The cost of annual vehicle cover has seen the first drop in three years as insurers have been able to cut prices after a Government clampdown on whiplash claims, a new study suggests.
According to the figures, the average premium price has dropped by 2% to £768 over the past year, with reforms regarding whiplash claims and changes to how compensation is paid being cited for the fall.
The average male driver between 17 and 20 pays on average £2,348 per year, compared to just £1,699 for women of the same age. This price drop means East London is now the most expensive location in the country for auto insurance, with motorists now paying on average £1360. The cheapest average insurance is paid by female drivers between 61 and 65, at £363. A higher number of motoring convictions and bigger, faster cars means men on average pay £95 more than women.
Gender differences - men on average pay £95 more than women - persist despite an European Union directive forbidding insurers to assess drivers on their sex.
Insurers are also expected to pay less for payouts when the "Ogden rate" comes under review in April 2019, the newspaper says.
The drop in premium costs could be attributed to insurance providers reacting to the Government's reforms on whiplash claims, The Guardian says.
Unveiling a new civil liability bill in March, the Minister of Justice said it would set a fixed amount of compensation for whiplash claims and require medical evidence before such claims can be settled. In September a year ago, the government backtracked after the insurers said the new formula would overcompensate crash victims.

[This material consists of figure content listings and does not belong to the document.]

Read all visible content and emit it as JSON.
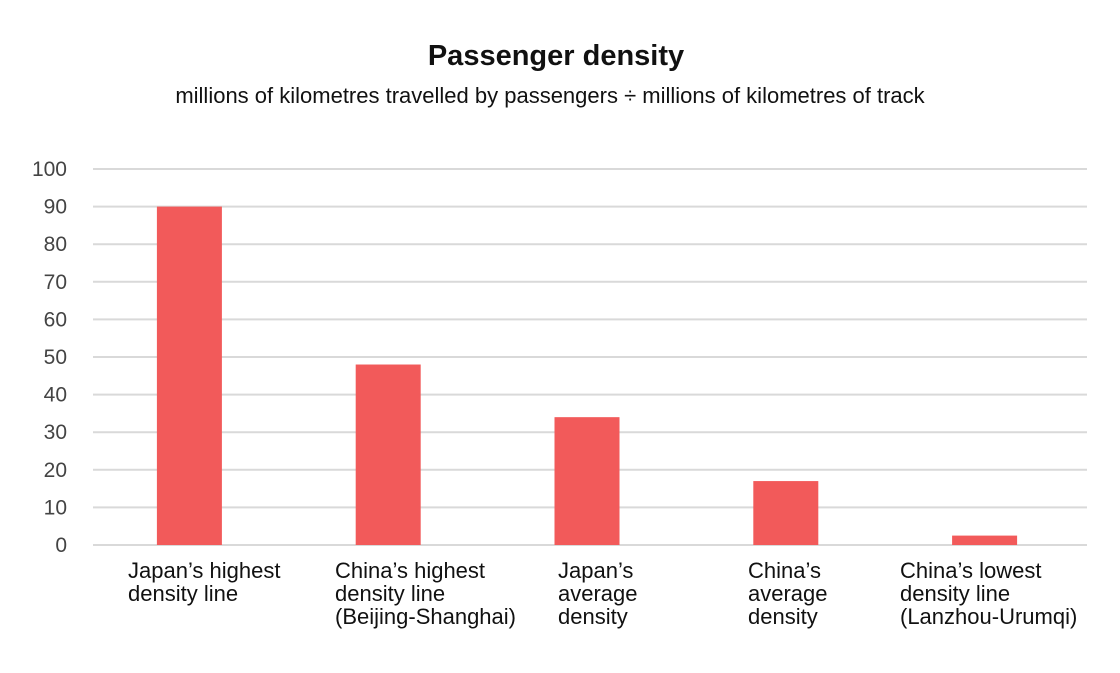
{
  "chart_data": {
    "type": "bar",
    "title": "Passenger density",
    "subtitle": "millions of kilometres travelled by passengers ÷ millions of kilometres of track",
    "categories": [
      [
        "Japan’s highest",
        "density line"
      ],
      [
        "China’s highest",
        "density line",
        "(Beijing-Shanghai)"
      ],
      [
        "Japan’s",
        "average",
        "density"
      ],
      [
        "China’s",
        "average",
        "density"
      ],
      [
        "China’s lowest",
        "density line",
        "(Lanzhou-Urumqi)"
      ]
    ],
    "values": [
      90,
      48,
      34,
      17,
      2.5
    ],
    "ylim": [
      0,
      100
    ],
    "yticks": [
      0,
      10,
      20,
      30,
      40,
      50,
      60,
      70,
      80,
      90,
      100
    ],
    "grid": true,
    "bar_color": "#f25a5a",
    "grid_color": "#d9d9d9"
  }
}
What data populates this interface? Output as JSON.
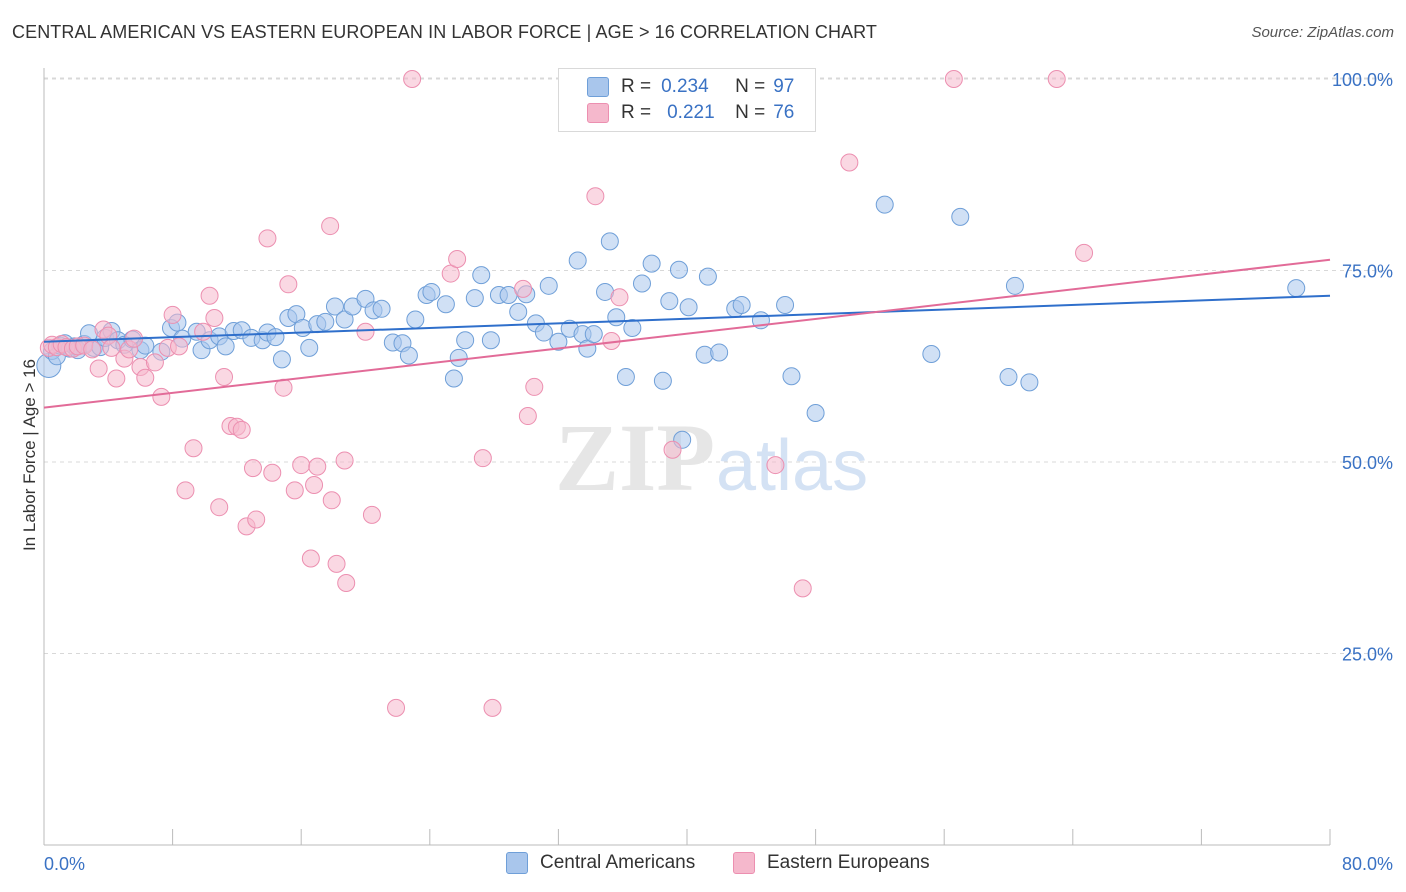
{
  "header": {
    "title": "CENTRAL AMERICAN VS EASTERN EUROPEAN IN LABOR FORCE | AGE > 16 CORRELATION CHART",
    "source": "Source: ZipAtlas.com"
  },
  "legend": {
    "blue": {
      "r_label": "R =",
      "r_value": "0.234",
      "n_label": "N =",
      "n_value": "97"
    },
    "pink": {
      "r_label": "R =",
      "r_value": "0.221",
      "n_label": "N =",
      "n_value": "76"
    }
  },
  "bottom_legend": {
    "blue": "Central Americans",
    "pink": "Eastern Europeans"
  },
  "watermark": {
    "zip": "ZIP",
    "atlas": "atlas"
  },
  "colors": {
    "blue_fill": "#a9c6ec",
    "blue_stroke": "#6f9fd8",
    "blue_line": "#2f6fcb",
    "pink_fill": "#f5b8cc",
    "pink_stroke": "#ec8fb0",
    "pink_line": "#e26b98",
    "tick_label": "#3a72c4",
    "grid": "#d8d8d8"
  },
  "chart_data": {
    "type": "scatter",
    "title": "CENTRAL AMERICAN VS EASTERN EUROPEAN IN LABOR FORCE | AGE > 16 CORRELATION CHART",
    "xlabel": "",
    "ylabel": "In Labor Force | Age > 16",
    "xlim": [
      0,
      80
    ],
    "ylim": [
      0,
      105
    ],
    "x_tick_labels": [
      "0.0%",
      "80.0%"
    ],
    "y_ticks": [
      25,
      50,
      75,
      100
    ],
    "y_tick_labels": [
      "25.0%",
      "50.0%",
      "75.0%",
      "100.0%"
    ],
    "grid": true,
    "legend_placement": "top-center",
    "series": [
      {
        "name": "Central Americans",
        "color": "#6f9fd8",
        "trend": [
          [
            0,
            65.7
          ],
          [
            80,
            71.7
          ]
        ],
        "points": [
          [
            0.3,
            62.6
          ],
          [
            0.5,
            64.5
          ],
          [
            0.8,
            63.8
          ],
          [
            1.0,
            65.2
          ],
          [
            1.3,
            65.5
          ],
          [
            1.6,
            64.8
          ],
          [
            1.9,
            65.1
          ],
          [
            2.1,
            64.6
          ],
          [
            2.5,
            65.4
          ],
          [
            2.8,
            66.8
          ],
          [
            3.1,
            64.9
          ],
          [
            3.5,
            65.0
          ],
          [
            3.8,
            66.2
          ],
          [
            4.2,
            67.1
          ],
          [
            4.6,
            65.9
          ],
          [
            5.0,
            65.3
          ],
          [
            5.5,
            66.0
          ],
          [
            6.0,
            64.6
          ],
          [
            6.3,
            65.2
          ],
          [
            7.3,
            64.4
          ],
          [
            7.9,
            67.5
          ],
          [
            8.3,
            68.2
          ],
          [
            8.6,
            66.1
          ],
          [
            9.5,
            67.0
          ],
          [
            9.8,
            64.6
          ],
          [
            10.3,
            65.9
          ],
          [
            10.9,
            66.4
          ],
          [
            11.3,
            65.1
          ],
          [
            11.8,
            67.1
          ],
          [
            12.3,
            67.2
          ],
          [
            12.9,
            66.2
          ],
          [
            13.6,
            65.9
          ],
          [
            13.9,
            66.9
          ],
          [
            14.4,
            66.3
          ],
          [
            14.8,
            63.4
          ],
          [
            15.2,
            68.8
          ],
          [
            15.7,
            69.3
          ],
          [
            16.1,
            67.5
          ],
          [
            16.5,
            64.9
          ],
          [
            17.0,
            68.0
          ],
          [
            17.5,
            68.3
          ],
          [
            18.1,
            70.3
          ],
          [
            18.7,
            68.6
          ],
          [
            19.2,
            70.3
          ],
          [
            20.0,
            71.3
          ],
          [
            20.5,
            69.8
          ],
          [
            21.0,
            70.0
          ],
          [
            21.7,
            65.6
          ],
          [
            22.3,
            65.5
          ],
          [
            22.7,
            63.9
          ],
          [
            23.1,
            68.6
          ],
          [
            23.8,
            71.8
          ],
          [
            24.1,
            72.2
          ],
          [
            25.0,
            70.6
          ],
          [
            25.5,
            60.9
          ],
          [
            25.8,
            63.6
          ],
          [
            26.2,
            65.9
          ],
          [
            26.8,
            71.4
          ],
          [
            27.2,
            74.4
          ],
          [
            27.8,
            65.9
          ],
          [
            28.3,
            71.8
          ],
          [
            28.9,
            71.8
          ],
          [
            29.5,
            69.6
          ],
          [
            30.0,
            71.9
          ],
          [
            30.6,
            68.1
          ],
          [
            31.1,
            66.9
          ],
          [
            31.4,
            73.0
          ],
          [
            32.0,
            65.7
          ],
          [
            32.7,
            67.4
          ],
          [
            33.2,
            76.3
          ],
          [
            33.5,
            66.7
          ],
          [
            33.8,
            64.8
          ],
          [
            34.2,
            66.7
          ],
          [
            34.9,
            72.2
          ],
          [
            35.2,
            78.8
          ],
          [
            35.6,
            68.9
          ],
          [
            36.2,
            61.1
          ],
          [
            36.6,
            67.5
          ],
          [
            37.2,
            73.3
          ],
          [
            37.8,
            75.9
          ],
          [
            38.5,
            60.6
          ],
          [
            38.9,
            71.0
          ],
          [
            39.5,
            75.1
          ],
          [
            39.7,
            52.9
          ],
          [
            40.1,
            70.2
          ],
          [
            41.1,
            64.0
          ],
          [
            41.3,
            74.2
          ],
          [
            42.0,
            64.3
          ],
          [
            43.0,
            70.0
          ],
          [
            43.4,
            70.5
          ],
          [
            44.6,
            68.5
          ],
          [
            46.1,
            70.5
          ],
          [
            46.5,
            61.2
          ],
          [
            48.0,
            56.4
          ],
          [
            52.3,
            83.6
          ],
          [
            55.2,
            64.1
          ],
          [
            57.0,
            82.0
          ],
          [
            60.0,
            61.1
          ],
          [
            60.4,
            73.0
          ],
          [
            61.3,
            60.4
          ],
          [
            77.9,
            72.7
          ]
        ]
      },
      {
        "name": "Eastern Europeans",
        "color": "#ec8fb0",
        "trend": [
          [
            0,
            57.1
          ],
          [
            80,
            76.4
          ]
        ],
        "points": [
          [
            0.3,
            64.9
          ],
          [
            0.5,
            65.3
          ],
          [
            0.8,
            65.0
          ],
          [
            1.1,
            65.4
          ],
          [
            1.4,
            65.0
          ],
          [
            1.8,
            64.8
          ],
          [
            2.1,
            65.1
          ],
          [
            2.5,
            65.2
          ],
          [
            3.0,
            64.7
          ],
          [
            3.4,
            62.2
          ],
          [
            3.7,
            67.3
          ],
          [
            4.0,
            66.5
          ],
          [
            4.2,
            64.9
          ],
          [
            4.5,
            60.9
          ],
          [
            5.0,
            63.5
          ],
          [
            5.3,
            64.7
          ],
          [
            5.6,
            66.1
          ],
          [
            6.0,
            62.4
          ],
          [
            6.3,
            61.0
          ],
          [
            6.9,
            63.0
          ],
          [
            7.3,
            58.5
          ],
          [
            7.7,
            64.9
          ],
          [
            8.0,
            69.2
          ],
          [
            8.4,
            65.1
          ],
          [
            8.8,
            46.3
          ],
          [
            9.3,
            51.8
          ],
          [
            9.9,
            67.0
          ],
          [
            10.3,
            71.7
          ],
          [
            10.6,
            68.8
          ],
          [
            10.9,
            44.1
          ],
          [
            11.2,
            61.1
          ],
          [
            11.6,
            54.7
          ],
          [
            12.0,
            54.6
          ],
          [
            12.3,
            54.2
          ],
          [
            12.6,
            41.6
          ],
          [
            13.0,
            49.2
          ],
          [
            13.2,
            42.5
          ],
          [
            13.9,
            79.2
          ],
          [
            14.2,
            48.6
          ],
          [
            14.9,
            59.7
          ],
          [
            15.2,
            73.2
          ],
          [
            15.6,
            46.3
          ],
          [
            16.0,
            49.6
          ],
          [
            16.6,
            37.4
          ],
          [
            16.8,
            47.0
          ],
          [
            17.0,
            49.4
          ],
          [
            17.8,
            80.8
          ],
          [
            17.9,
            45.0
          ],
          [
            18.2,
            36.7
          ],
          [
            18.7,
            50.2
          ],
          [
            18.8,
            34.2
          ],
          [
            20.0,
            67.0
          ],
          [
            20.4,
            43.1
          ],
          [
            21.9,
            17.9
          ],
          [
            22.9,
            100.0
          ],
          [
            25.3,
            74.6
          ],
          [
            25.7,
            76.5
          ],
          [
            27.3,
            50.5
          ],
          [
            27.9,
            17.9
          ],
          [
            29.8,
            72.6
          ],
          [
            30.1,
            56.0
          ],
          [
            30.5,
            59.8
          ],
          [
            34.3,
            84.7
          ],
          [
            35.3,
            65.8
          ],
          [
            35.8,
            71.5
          ],
          [
            39.1,
            51.6
          ],
          [
            45.5,
            49.6
          ],
          [
            47.2,
            33.5
          ],
          [
            50.1,
            89.1
          ],
          [
            56.6,
            100.0
          ],
          [
            63.0,
            100.0
          ],
          [
            64.7,
            77.3
          ]
        ]
      }
    ]
  }
}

That is according to research by Confused.com, which said the lower prices reflect an optimistic outlook for insurers following changes to the discount rate and a crackdown on whiplash claims. The sum is around £13 cheaper than the same period past year.
According to the Index, which is based on price data compiled from nearly six million customer quotes per quarter, the first three months of 2018 saw prices fall by 7% (£59), which is the largest quarterly reduction in premiums seen in four years.
In Scotland, premiums are also still increasing, with motorists in the Scottish Borders area suffering the largest increase (6%) since previous year.
'For example, men tend to drive more expensive cars with larger engines, on average, so they make higher-value claims.